俺はとりあえず、かえって寝ようと考えていた。でも、華音に呼び出しを食らった。
「少し付き合ってほしいところがあるんだけど、いいかな?」
いつもよりも優しく聞いてくるので、驚いてしまった。その顔を見た華音は、驚くなと言うような顔でこちらを見ていた。
「何で驚くのよ」
「だって、珍しいからさ―。いつもはこんなようなことをしないような気がするから」
華音は少し黙って、答える。
「そうね。確かにそんなには優しくしないかも」
いきなり、真司が玄関から走ってきて、
「完全にでき――て――る――」
と大きな声で言うから、華音は対抗する。
「べ……別に、そんなことないわよ。普通じゃないの」
「どこが? どう見ても、お似合いだと思うけどな」
俺は少し真司に怒りが芽生えてきた。あえて、こんなことをするなんて信じられないと思ったからだ。だけど、真司は続ける。

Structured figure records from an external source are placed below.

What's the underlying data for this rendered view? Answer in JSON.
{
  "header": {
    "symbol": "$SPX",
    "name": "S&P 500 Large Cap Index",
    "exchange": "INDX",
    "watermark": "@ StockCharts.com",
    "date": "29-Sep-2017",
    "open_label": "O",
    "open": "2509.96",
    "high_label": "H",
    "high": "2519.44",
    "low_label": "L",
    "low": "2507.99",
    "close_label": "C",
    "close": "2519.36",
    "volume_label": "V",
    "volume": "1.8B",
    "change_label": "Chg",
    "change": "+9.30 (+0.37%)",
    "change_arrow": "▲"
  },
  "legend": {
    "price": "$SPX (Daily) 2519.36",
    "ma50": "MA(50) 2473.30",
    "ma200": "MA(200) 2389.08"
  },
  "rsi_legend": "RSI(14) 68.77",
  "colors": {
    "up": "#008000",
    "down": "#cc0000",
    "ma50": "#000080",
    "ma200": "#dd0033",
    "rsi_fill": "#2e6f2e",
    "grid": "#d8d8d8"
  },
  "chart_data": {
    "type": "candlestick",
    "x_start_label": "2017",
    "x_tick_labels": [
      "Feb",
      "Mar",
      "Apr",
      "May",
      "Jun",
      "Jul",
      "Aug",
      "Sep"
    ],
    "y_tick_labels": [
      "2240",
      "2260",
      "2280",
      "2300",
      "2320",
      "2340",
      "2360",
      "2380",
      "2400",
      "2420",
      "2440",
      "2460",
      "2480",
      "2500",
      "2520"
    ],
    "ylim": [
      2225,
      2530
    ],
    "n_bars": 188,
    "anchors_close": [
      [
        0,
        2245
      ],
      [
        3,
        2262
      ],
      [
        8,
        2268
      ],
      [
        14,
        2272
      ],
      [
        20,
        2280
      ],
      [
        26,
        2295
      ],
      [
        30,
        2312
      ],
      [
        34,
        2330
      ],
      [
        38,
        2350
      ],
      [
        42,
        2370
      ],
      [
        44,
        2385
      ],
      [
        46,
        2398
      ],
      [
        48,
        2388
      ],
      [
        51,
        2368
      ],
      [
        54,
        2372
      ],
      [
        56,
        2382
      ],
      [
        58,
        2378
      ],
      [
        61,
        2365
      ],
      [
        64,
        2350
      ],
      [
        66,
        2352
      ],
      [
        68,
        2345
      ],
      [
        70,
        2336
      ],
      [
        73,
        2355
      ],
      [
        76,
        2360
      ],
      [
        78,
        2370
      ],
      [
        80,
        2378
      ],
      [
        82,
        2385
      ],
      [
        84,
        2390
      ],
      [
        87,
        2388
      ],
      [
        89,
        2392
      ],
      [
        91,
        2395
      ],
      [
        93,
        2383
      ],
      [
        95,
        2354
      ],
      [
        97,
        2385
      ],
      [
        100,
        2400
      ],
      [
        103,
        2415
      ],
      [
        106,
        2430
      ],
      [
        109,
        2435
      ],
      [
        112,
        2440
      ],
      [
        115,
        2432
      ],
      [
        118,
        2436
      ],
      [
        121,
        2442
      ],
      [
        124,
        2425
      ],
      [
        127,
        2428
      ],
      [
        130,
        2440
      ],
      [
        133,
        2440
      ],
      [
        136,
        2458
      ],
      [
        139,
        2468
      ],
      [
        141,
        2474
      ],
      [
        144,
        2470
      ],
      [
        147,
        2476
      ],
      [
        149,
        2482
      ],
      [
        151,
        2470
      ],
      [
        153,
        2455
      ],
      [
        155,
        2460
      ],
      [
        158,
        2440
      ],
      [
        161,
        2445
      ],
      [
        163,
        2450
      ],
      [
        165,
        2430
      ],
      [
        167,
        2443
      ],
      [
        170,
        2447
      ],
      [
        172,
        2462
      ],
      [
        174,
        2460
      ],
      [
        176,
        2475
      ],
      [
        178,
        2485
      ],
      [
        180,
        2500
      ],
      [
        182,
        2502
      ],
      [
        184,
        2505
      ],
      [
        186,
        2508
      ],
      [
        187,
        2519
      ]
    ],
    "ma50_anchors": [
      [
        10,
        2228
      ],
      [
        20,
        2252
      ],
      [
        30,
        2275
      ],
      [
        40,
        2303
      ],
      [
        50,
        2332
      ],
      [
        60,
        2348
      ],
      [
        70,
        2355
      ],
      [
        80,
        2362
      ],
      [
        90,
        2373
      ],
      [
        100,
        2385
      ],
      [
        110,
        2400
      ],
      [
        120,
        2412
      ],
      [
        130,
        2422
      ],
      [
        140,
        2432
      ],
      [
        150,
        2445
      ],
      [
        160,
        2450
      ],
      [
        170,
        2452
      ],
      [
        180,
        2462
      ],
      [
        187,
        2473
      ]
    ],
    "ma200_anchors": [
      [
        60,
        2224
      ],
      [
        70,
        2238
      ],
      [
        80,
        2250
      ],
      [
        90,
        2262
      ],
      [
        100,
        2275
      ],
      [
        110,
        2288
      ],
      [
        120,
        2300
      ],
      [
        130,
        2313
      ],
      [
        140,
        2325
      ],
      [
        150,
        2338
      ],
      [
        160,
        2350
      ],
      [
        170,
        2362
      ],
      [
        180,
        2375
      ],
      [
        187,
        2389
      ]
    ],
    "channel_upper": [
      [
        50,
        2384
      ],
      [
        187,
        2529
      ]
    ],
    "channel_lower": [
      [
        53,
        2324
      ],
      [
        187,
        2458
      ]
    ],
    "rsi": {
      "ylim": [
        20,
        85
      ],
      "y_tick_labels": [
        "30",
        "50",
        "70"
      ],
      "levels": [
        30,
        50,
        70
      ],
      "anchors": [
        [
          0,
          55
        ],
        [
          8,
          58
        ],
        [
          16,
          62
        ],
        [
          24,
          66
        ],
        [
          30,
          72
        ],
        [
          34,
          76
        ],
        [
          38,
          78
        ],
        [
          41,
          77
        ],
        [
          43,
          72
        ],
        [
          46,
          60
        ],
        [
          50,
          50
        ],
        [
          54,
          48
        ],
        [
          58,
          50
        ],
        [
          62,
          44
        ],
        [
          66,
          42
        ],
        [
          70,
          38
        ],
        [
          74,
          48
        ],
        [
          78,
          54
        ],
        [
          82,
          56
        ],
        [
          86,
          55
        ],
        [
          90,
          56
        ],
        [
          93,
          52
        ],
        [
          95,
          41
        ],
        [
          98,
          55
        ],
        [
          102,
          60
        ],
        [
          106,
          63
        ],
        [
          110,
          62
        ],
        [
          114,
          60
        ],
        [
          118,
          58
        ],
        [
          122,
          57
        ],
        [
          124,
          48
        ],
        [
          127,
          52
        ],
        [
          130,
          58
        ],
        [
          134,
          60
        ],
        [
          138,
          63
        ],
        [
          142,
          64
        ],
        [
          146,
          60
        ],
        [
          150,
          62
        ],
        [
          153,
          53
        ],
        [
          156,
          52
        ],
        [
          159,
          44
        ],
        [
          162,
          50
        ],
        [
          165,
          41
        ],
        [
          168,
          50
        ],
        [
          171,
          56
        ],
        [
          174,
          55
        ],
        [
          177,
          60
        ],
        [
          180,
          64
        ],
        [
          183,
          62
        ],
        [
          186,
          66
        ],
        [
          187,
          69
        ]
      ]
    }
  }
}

「どうせ、両思いなんだろ? 俺らが入れる場所じゃない」
「そんなことはないぞ。誰が、両思いだ。一言も言ってねぇ――じゃね――かぁ――」
「そうですか。それは失礼。でも、そのうちなるだろうな。俺が見ていないところで」
俺には真司が言っていた言葉の意味が理解できなかった。なぜ、そんなことが起こるのかとしか思っていない。どんな根拠からなのだろうか。謎だ。
すると、真司は俺たちの前を離れていく。二人っきりにしてやるということだろうと悟る。でも、この状態で華音は乗り切れるかと思っていたとき、水奈が学校帰りに寄ったらしく、校門の前で待っていた。そこから、大きな声で叫ぶ。
「和孝お兄ちゃん。華音お姉ちゃん」
あまりにも恥ずかしいことで、俺と華音は顔を真っ赤に染めた。さすがに、そんな呼び方で言われると、照れてしまう。それも、血がつながってない子だとだ。
現在、俺は精神を保っていられなかった。どうなる俺。
帰り道はまさかの三人だ。ある意味、俺の家族と言うもの。周りが見れば、嫉妬するだろう。美人な二人に囲まれて歩いているなんて知られたら。でも、その時が来るのは近い。いつかはばれることになることだということは、ここにいるみんなが知っているだろう。嘘を言っても、ばれる。それがこの世界をおきてみたいなものであるのだ。